Вот в таком контексте жизнь и творчества Ххармса уже не выглядят абсурдистскими. Нет, это была сознательная работа — как литературная и творческая, так и мистическая, а на их стыке — мифотворческая и, видимо, ритуальная. Впрочем, о ритуализме придется сделать несколько дополнительных замечаний ниже. Но, наверное, самое активное, чем Хармс занимался кроме литературного творчества, так это мифотворчество. В частности, создание личного мифа через миф о рождении и через именование.

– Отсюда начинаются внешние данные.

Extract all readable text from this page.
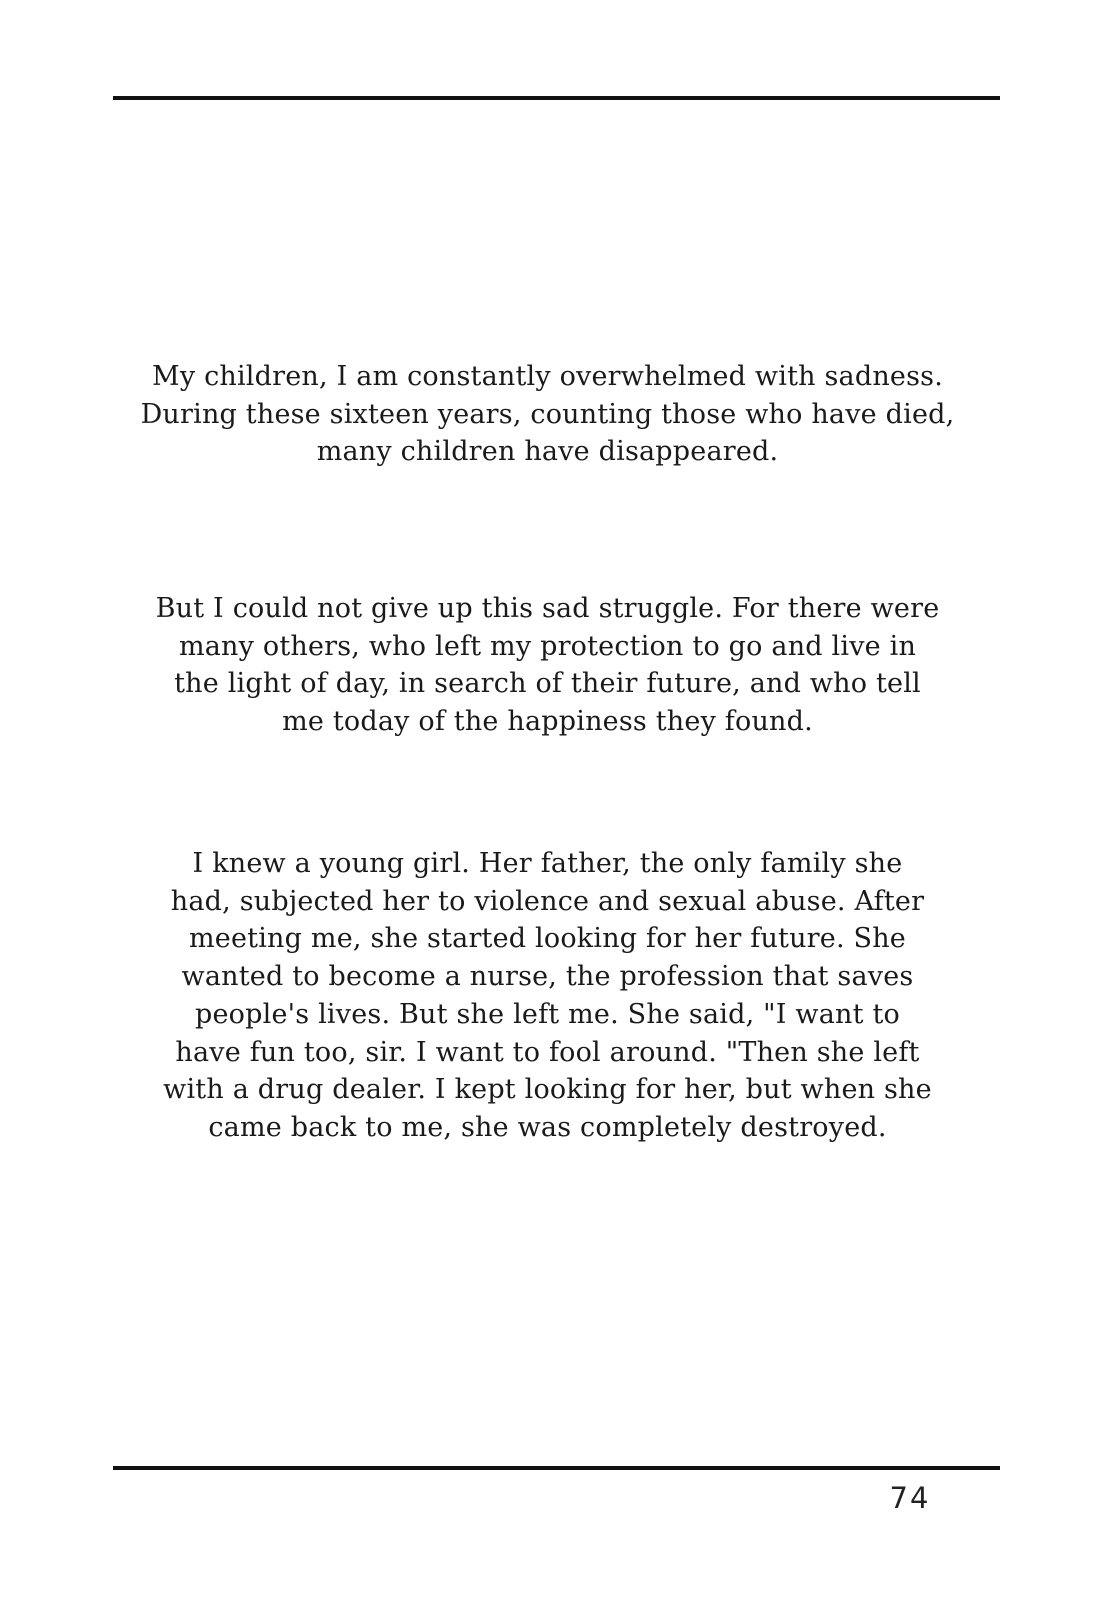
My children, I am constantly overwhelmed with sadness.
During these sixteen years, counting those who have died,
many children have disappeared.

But I could not give up this sad struggle. For there were
many others, who left my protection to go and live in
the light of day, in search of their future, and who tell
me today of the happiness they found.

I knew a young girl. Her father, the only family she
had, subjected her to violence and sexual abuse. After
meeting me, she started looking for her future. She
wanted to become a nurse, the profession that saves
people's lives. But she left me. She said, "I want to
have fun too, sir. I want to fool around. "Then she left
with a drug dealer. I kept looking for her, but when she
came back to me, she was completely destroyed.

74
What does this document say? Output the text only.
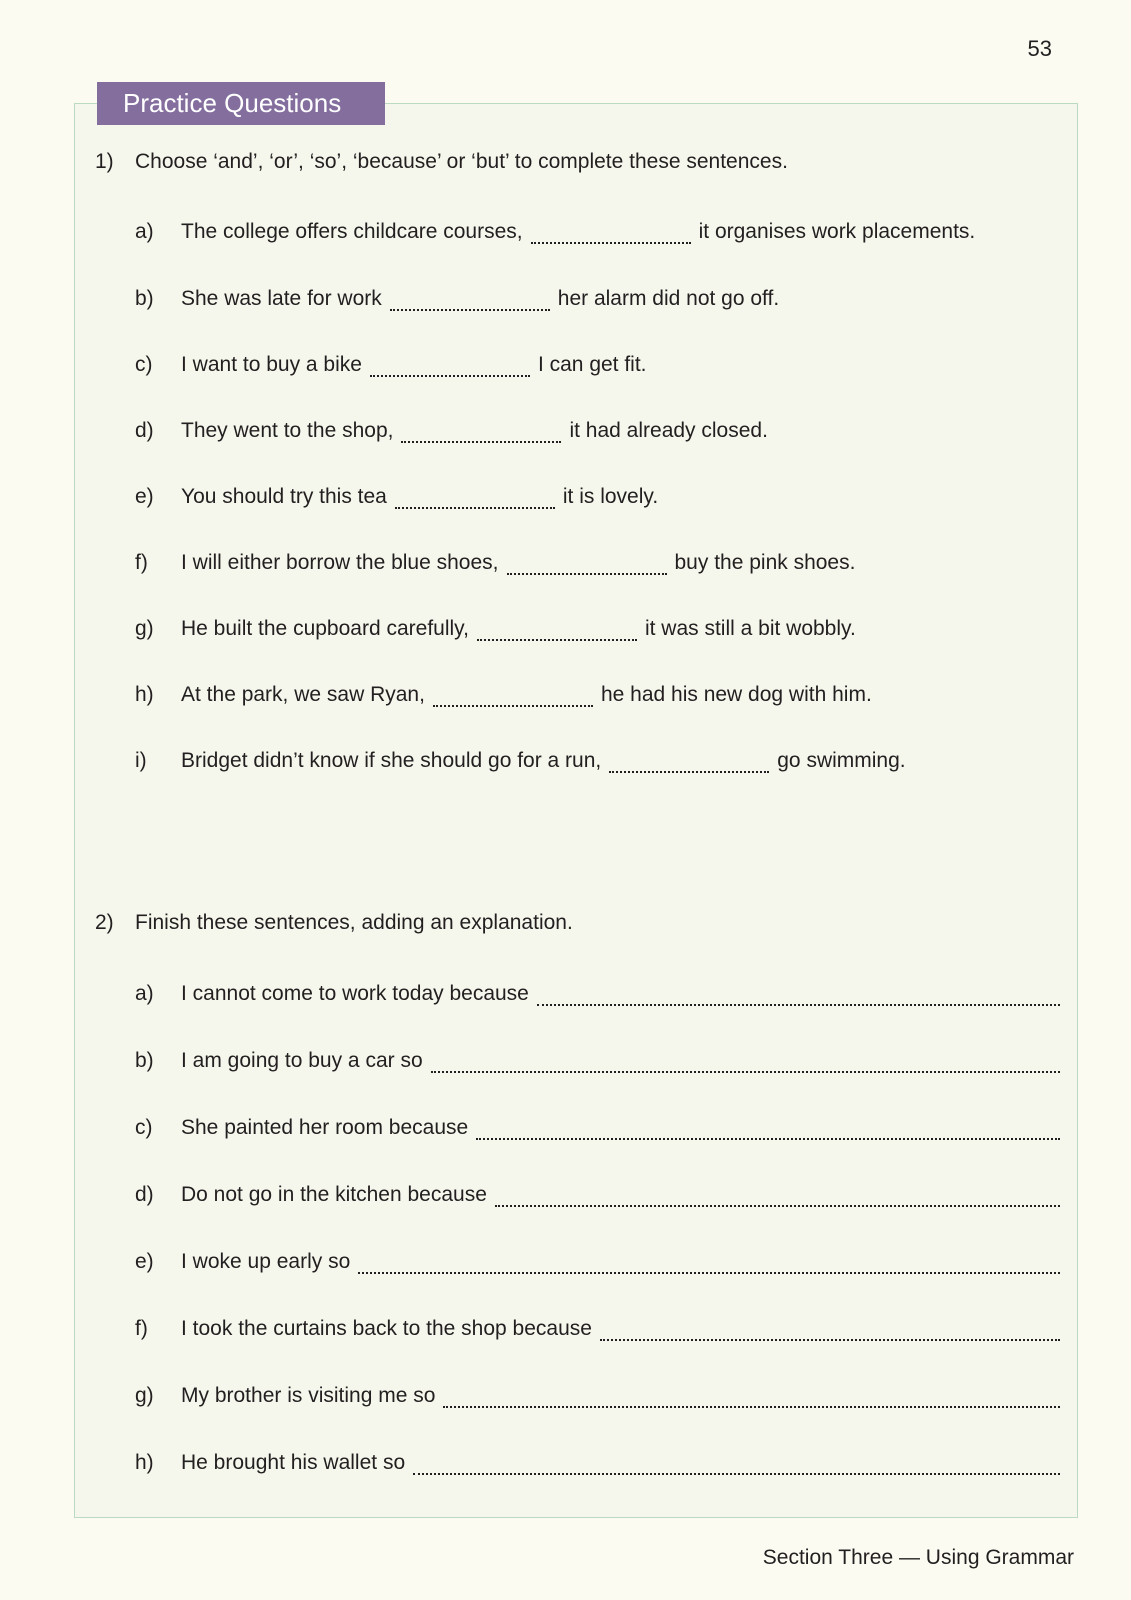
53
Practice Questions
1) Choose ‘and’, ‘or’, ‘so’, ‘because’ or ‘but’ to complete these sentences.
a)	The college offers childcare courses,	it organises work placements.
b)	She was late for work	her alarm did not go off.
c)	I want to buy a bike	I can get fit.
d)	They went to the shop,	it had already closed.
e)	You should try this tea	it is lovely.
f)	I will either borrow the blue shoes,	buy the pink shoes.
g)	He built the cupboard carefully,	it was still a bit wobbly.
h)	At the park, we saw Ryan,	he had his new dog with him.
i)	Bridget didn’t know if she should go for a run,	go swimming.
2) Finish these sentences, adding an explanation.
a)	I cannot come to work today because
b)	I am going to buy a car so
c)	She painted her room because
d)	Do not go in the kitchen because
e)	I woke up early so
f)	I took the curtains back to the shop because
g)	My brother is visiting me so
h)	He brought his wallet so
Section Three — Using Grammar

Миф о необычном рождении — одна из мощнейших мифологем для любой легендарной фигуры. Христос был зачат непорочно и рожден в хлеву, с явлением ведомых звездой волхвов с подарками. Рождение Будды ознаменовал чудесный сон, растолкованный браминами и предопределивший его судьбу. Моисей хитростью своих родителей избежал убийства слугами фараона и стал его названным внуком, живя в собственной семье как в чужой, etc, etc, etc.

Колпаков, видимо, решил, что ограничиваться одним мифом о рождении как-то банально, так что до нас дошло минимум три. Все они шуточные и нешуточные одновременно. В 1934 году он пишет о рождении сродни Моисеевому, которого мать также родила и положила на воду:

Я родился в камыше. Как мышь. Моя мать меня родила и положила в воду. И я поплыл. Какая то рыба с четырмя усами на носу кружилась около меня. Я заплакал. И рыба заплакала. Вдруг мы увидели, что плывёт по воде каша. Мы съели эту кашу и начали смеяться. Нам было очень весело, мы поплыли по течению и встретили рака. Это был древний, великий рак; он держал в своих клешнях топор. За раком плыла голая лягушка. «Почему ты всегда голая, – спросил её рак, – как тебе не стыдно?» «Здесь ничего нет стыдного – ответила лягушка. – Зачем нам стыдиться своего хорошего тела, данного нам природой, когда мы не стыдимся своих мерзких поступков, созданных нами самими?» «Ты говоришь правильно, – сказал рак. – И я не знаю, как тебе на это ответить. Я предлогаю спросить об этом человека, потому что человек умнее нас. Мы же умны только в баснях, которые пишет про нас человек, т.-ч. и тут выходить, что опять таки умён человек, а не мы». Но тут рак увидел меня и сказал: «Да и плыть никуда не надо, потому что вот он – человек». Рак подплыл ко мне и спросил: «Надо ли стесняться своего голого тела? Ты человек и ответь нам». «Я человек и отвечу вам: не надо стесняться своего голого тела».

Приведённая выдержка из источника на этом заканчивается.